Of course it will. The wheels of justice not only need to be set into motion; ideally, they need to take us where we need to go.

This is going to be as complicated and controversial and gut-wrenching a trial as anything this side of Rodney King. It will be long and divisive and call into question practically every aspect of the complex relationships between law-enforcement officials and the rest of society. Its resolution will not come quickly or easily.

And of course, without full access to the range of facts surrounding the case that will, we hope, come out in the trial, we don't know whether the officers are guilty of the charges.

But, without passing judgment on individual officers involved, the very fact that they were indicted on these serious felony charges says incredibly positive things about American society.

It says that we are a society ruled by law - not by lawmen. It says that while we respect our police officers, we will hold them accountable for committing crimes the same as the rest of us are held accountable.

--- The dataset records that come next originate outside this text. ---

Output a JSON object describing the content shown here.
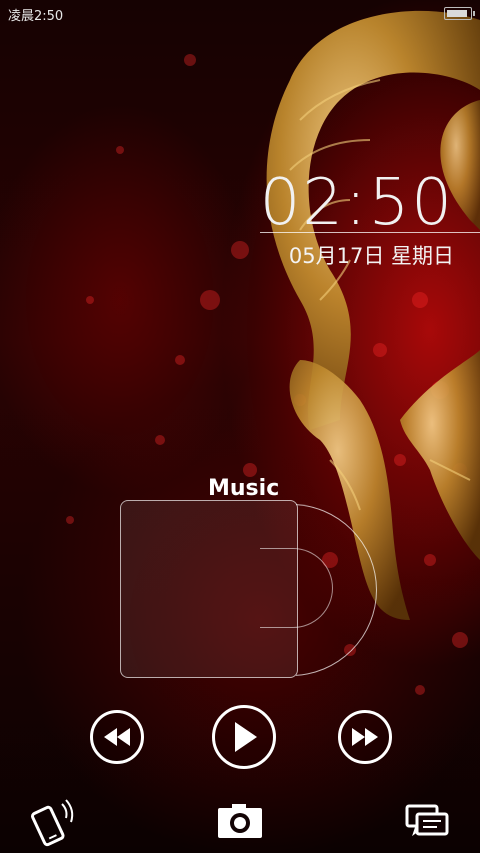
{
  "status_bar": {
    "time": "凌晨2:50",
    "battery_level": 0.9
  },
  "lockscreen": {
    "clock": "02:50",
    "date": "05月17日  星期日"
  },
  "music": {
    "title": "Music"
  },
  "controls": {
    "prev_icon": "rewind-icon",
    "play_icon": "play-icon",
    "next_icon": "fast-forward-icon"
  },
  "shortcuts": {
    "left_icon": "phone-icon",
    "center_icon": "camera-icon",
    "right_icon": "message-icon"
  },
  "colors": {
    "background_red": "#b00a0a",
    "dragon_gold": "#c08a2e",
    "foreground": "#ffffff"
  }
}
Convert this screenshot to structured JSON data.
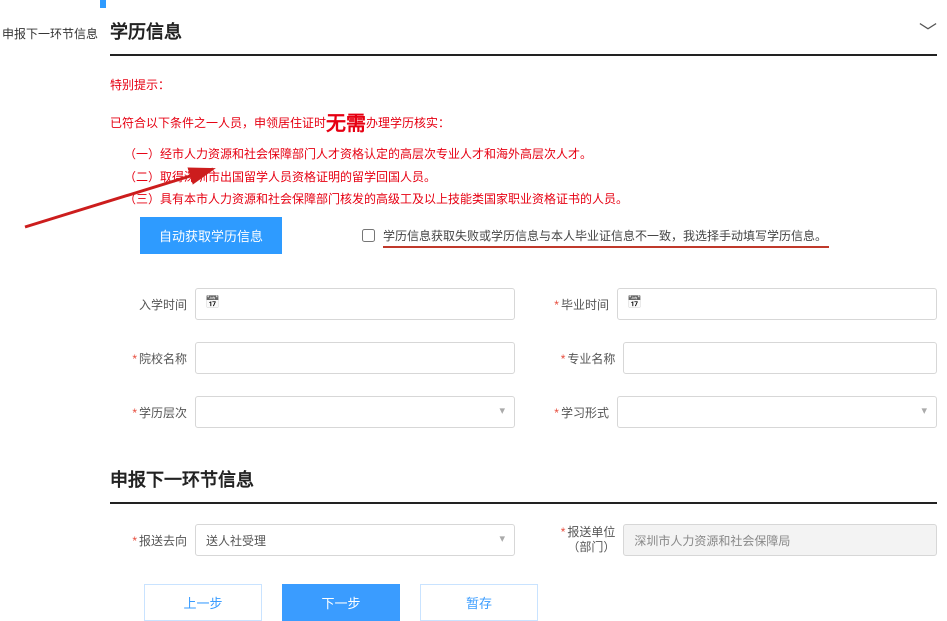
{
  "nav": {
    "label": "申报下一环节信息"
  },
  "section1": {
    "title": "学历信息",
    "notice": {
      "l1_a": "特别提示：",
      "l2_a": "已符合以下条件之一人员，申领居住证时",
      "l2_big": "无需",
      "l2_b": "办理学历核实：",
      "li1": "（一）经市人力资源和社会保障部门人才资格认定的高层次专业人才和海外高层次人才。",
      "li2": "（二）取得深圳市出国留学人员资格证明的留学回国人员。",
      "li3": "（三）具有本市人力资源和社会保障部门核发的高级工及以上技能类国家职业资格证书的人员。"
    },
    "autoBtn": "自动获取学历信息",
    "checkboxLabel": "学历信息获取失败或学历信息与本人毕业证信息不一致，我选择手动填写学历信息。",
    "fields": {
      "enrollDate": "入学时间",
      "gradDate": "毕业时间",
      "school": "院校名称",
      "major": "专业名称",
      "level": "学历层次",
      "form": "学习形式"
    }
  },
  "section2": {
    "title": "申报下一环节信息",
    "fields": {
      "dest": "报送去向",
      "destValue": "送人社受理",
      "unit": "报送单位（部门）",
      "unitValue": "深圳市人力资源和社会保障局"
    }
  },
  "buttons": {
    "prev": "上一步",
    "next": "下一步",
    "save": "暂存"
  }
}
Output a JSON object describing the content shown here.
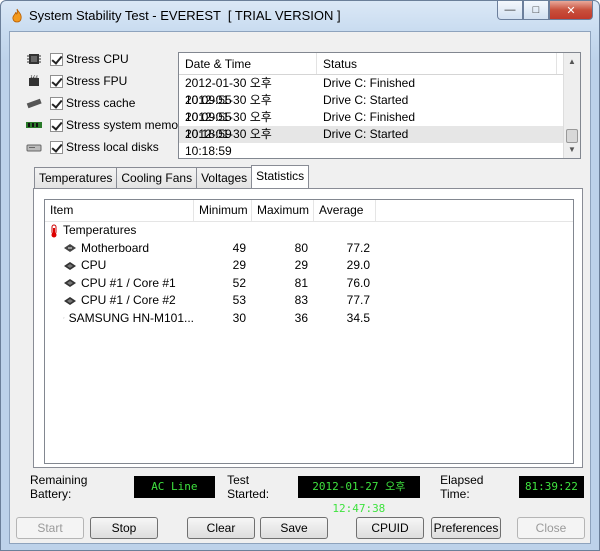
{
  "window": {
    "title": "System Stability Test - EVEREST  [ TRIAL VERSION ]"
  },
  "caption": {
    "minimize": "—",
    "maximize": "□",
    "close": "✕"
  },
  "stress": [
    {
      "label": "Stress CPU",
      "icon": "cpu-icon",
      "checked": true
    },
    {
      "label": "Stress FPU",
      "icon": "fpu-icon",
      "checked": true
    },
    {
      "label": "Stress cache",
      "icon": "cache-icon",
      "checked": true
    },
    {
      "label": "Stress system memory",
      "icon": "memory-icon",
      "checked": true
    },
    {
      "label": "Stress local disks",
      "icon": "disk-icon",
      "checked": true
    }
  ],
  "log": {
    "columns": [
      "Date & Time",
      "Status"
    ],
    "rows": [
      {
        "time": "2012-01-30 오후 10:09:55",
        "status": "Drive C: Finished"
      },
      {
        "time": "2012-01-30 오후 10:09:55",
        "status": "Drive C: Started"
      },
      {
        "time": "2012-01-30 오후 10:18:59",
        "status": "Drive C: Finished"
      },
      {
        "time": "2012-01-30 오후 10:18:59",
        "status": "Drive C: Started"
      }
    ]
  },
  "tabs": [
    "Temperatures",
    "Cooling Fans",
    "Voltages",
    "Statistics"
  ],
  "stats": {
    "columns": [
      "Item",
      "Minimum",
      "Maximum",
      "Average"
    ],
    "group": "Temperatures",
    "rows": [
      {
        "item": "Motherboard",
        "min": "49",
        "max": "80",
        "avg": "77.2",
        "icon": "motherboard-icon"
      },
      {
        "item": "CPU",
        "min": "29",
        "max": "29",
        "avg": "29.0",
        "icon": "cpu-chip-icon"
      },
      {
        "item": "CPU #1 / Core #1",
        "min": "52",
        "max": "81",
        "avg": "76.0",
        "icon": "cpu-chip-icon"
      },
      {
        "item": "CPU #1 / Core #2",
        "min": "53",
        "max": "83",
        "avg": "77.7",
        "icon": "cpu-chip-icon"
      },
      {
        "item": "SAMSUNG HN-M101...",
        "min": "30",
        "max": "36",
        "avg": "34.5",
        "icon": "hard-drive-icon"
      }
    ]
  },
  "status": {
    "battery_label": "Remaining Battery:",
    "battery_value": "AC Line",
    "started_label": "Test Started:",
    "started_value": "2012-01-27 오후 12:47:38",
    "elapsed_label": "Elapsed Time:",
    "elapsed_value": "81:39:22"
  },
  "buttons": {
    "start": "Start",
    "stop": "Stop",
    "clear": "Clear",
    "save": "Save",
    "cpuid": "CPUID",
    "preferences": "Preferences",
    "close": "Close"
  },
  "colors": {
    "lcd_bg": "#000000",
    "lcd_fg": "#3fe23f",
    "window_frame": "#bdd2ea"
  }
}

It says that while our district attorneys certainly need to work together with police offiers in collaring criminals, indicting, charging and prosecuting them, when the tables are turned - when it seems that it is the officers themselves who have broken the law - then we must not hesitate to prosecute them as well.

It says that, even as officers are almost always the good guys in pursuit of the bad guys, our society is different: Might does not in itself make right.

What an incredible balancing act we ask police officers to perform every minute of their working - and non-working - days. To protect us, and themselves, they must aggressively go after criminals and suspected criminals. Split-second decisions must be made. A Taser may be on their belts. A gun certainly is. A baton's deployment may save a life or cost a life. Which to choose when words fail? No amount of training buys perfection in an often thankless job.

Given contemporary technology, much that an officer does is recorded. And we have a place where we draw the line. In the case of Orange County District Attorney Tony Rackauckas, that place was when Fullerton police Officer Manuel Ramos pulled on latex gloves and told Kelly Thomas, "Now see my fists? They are getting ready to F you up."

Rackauckas said: "Ramos was telling Kelly Thomas at that moment that this encounter had changed. That it went from a fairly routine police investigation, a fairly routine police detention, to an impending beating by an angry police officer."

After that beating, Cpl. Jay Cicinelli kneed Thomas twice in the head and used his Taser on him four times, Rackauckas said. The corporal also hit Thomas in the face with the Taser eight times.

Thomas died several days later in a hospital.

Ramos faces second-degree murder and involuntary manslaughter charges. Cicenelli faces charges of involuntary manslaughter and use of excessive force. Four other officers involved are on paid administrative leave. That shows that in some cases, public safety employees absolutely do catch a break.

Given the dangerous nature of their work, police officers on trial for violent crimes are tougher to convict than other citizens. These will be difficult prosecutions. But the courageous decision to prosecute at all shows that, unlike in authoritarian states, no American is above the law.